A spokeswoman, Christine Schuldheisz, said the agency did not comment on outside studies but was working toward a final decision, which is expected later this year.

According to the authors of the new study, removing federal protection would be bad for any remaining ivory bills. But other scientists say there’s a steep price to keeping them on the endangered species list.

“Whether or not limited federal conservation funds should be spent on chasing this ghost, instead of saving other genuinely endangered species and habitats, is a vital issue,” said Richard O. Prum, a professor of ornithology at Yale.

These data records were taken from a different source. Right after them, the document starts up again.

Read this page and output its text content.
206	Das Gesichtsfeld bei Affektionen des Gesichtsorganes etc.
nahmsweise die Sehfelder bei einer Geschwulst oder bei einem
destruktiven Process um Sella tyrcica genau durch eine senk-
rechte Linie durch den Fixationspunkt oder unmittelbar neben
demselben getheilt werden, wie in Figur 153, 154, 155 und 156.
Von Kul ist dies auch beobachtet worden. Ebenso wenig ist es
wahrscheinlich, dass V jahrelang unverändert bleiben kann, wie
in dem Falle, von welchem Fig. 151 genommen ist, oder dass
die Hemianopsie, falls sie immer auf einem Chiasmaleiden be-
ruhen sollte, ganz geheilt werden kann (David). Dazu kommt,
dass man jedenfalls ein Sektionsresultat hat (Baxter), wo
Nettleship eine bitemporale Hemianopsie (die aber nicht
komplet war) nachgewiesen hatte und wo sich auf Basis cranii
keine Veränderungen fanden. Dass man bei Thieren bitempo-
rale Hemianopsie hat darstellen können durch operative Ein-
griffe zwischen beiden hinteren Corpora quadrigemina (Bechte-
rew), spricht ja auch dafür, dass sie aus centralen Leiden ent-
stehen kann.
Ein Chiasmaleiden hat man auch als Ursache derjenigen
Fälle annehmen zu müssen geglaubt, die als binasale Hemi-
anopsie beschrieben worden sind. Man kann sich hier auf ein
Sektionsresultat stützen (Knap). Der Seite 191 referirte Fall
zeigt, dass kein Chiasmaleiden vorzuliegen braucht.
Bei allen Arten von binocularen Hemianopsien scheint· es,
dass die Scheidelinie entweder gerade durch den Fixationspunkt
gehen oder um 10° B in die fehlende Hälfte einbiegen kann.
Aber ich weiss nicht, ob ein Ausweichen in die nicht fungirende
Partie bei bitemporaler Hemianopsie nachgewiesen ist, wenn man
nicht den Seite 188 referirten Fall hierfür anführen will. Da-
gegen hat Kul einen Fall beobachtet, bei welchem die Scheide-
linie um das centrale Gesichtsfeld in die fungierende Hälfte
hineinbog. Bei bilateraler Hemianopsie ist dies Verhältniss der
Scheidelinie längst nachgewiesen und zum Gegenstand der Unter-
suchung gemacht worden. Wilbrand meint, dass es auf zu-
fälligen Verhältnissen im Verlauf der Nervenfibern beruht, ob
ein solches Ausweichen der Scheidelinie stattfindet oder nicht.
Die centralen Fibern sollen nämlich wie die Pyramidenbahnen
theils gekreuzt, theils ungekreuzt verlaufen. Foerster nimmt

Ivory bills fell into steep decline as Americans logged their habitat, old-growth swampy forests of the Southeast. Few remained by the 1930s, but a scientific expedition discovered a nest in Louisiana, in one of the largest remaining swaths of habitat. The land, called the Singer Tract, was leased for logging. Conservation groups tried to purchase the rights, but the company refused to sell. The last widely accepted ivory bill sighting in the United States was in 1944, a lone female, seen in her roost with the forest cleared around her.

Since then, purported sightings have sparked joy and backlash. One, in 1967, was heralded on the front page of The New York Times. Twenty years later, another one, in Cuba, where a subspecies or similar species may or may not hang on, was also reported on Page One. In 2002, searchers in Louisiana thought they’d captured audio of the ivory bill’s distinctive double rap, but a computer analysis determined the sound to be distant gunshots. A reported sighting in Arkansas in 2004 led to a paper in Science and flurry of bird tourism, but that evidence was heavily criticized.

To Dr. Elphick, a birder as well as a scientist, one of the most telling results is what so much effort has not yielded: a single clear photograph.

“There are these incredibly rare birds that live in the middle of the Amazon that people can get good, identifiable photographs of,” Dr. Elphick said. “And yet people have spent hundreds of thousands of hours trying to find and photograph ivory-billed woodpeckers in the United States. If there’s really a population out there, it’s inconceivable to me that no one could get a good picture.”

But Dr. Latta, the study co-author, insisted that he had seen one clearly with his own eyes. He was in the field in 2019 to set up recording units, and he figures he spooked the bird. As it flew up and away, he got a close, unimpeded view of its signature markings.

“I couldn’t sleep for, like, three days,” Dr. Latta said. “It was because I had this opportunity and I felt this responsibility to establish for the rest of the world, or at least the conservation world, that this bird actually does exist.”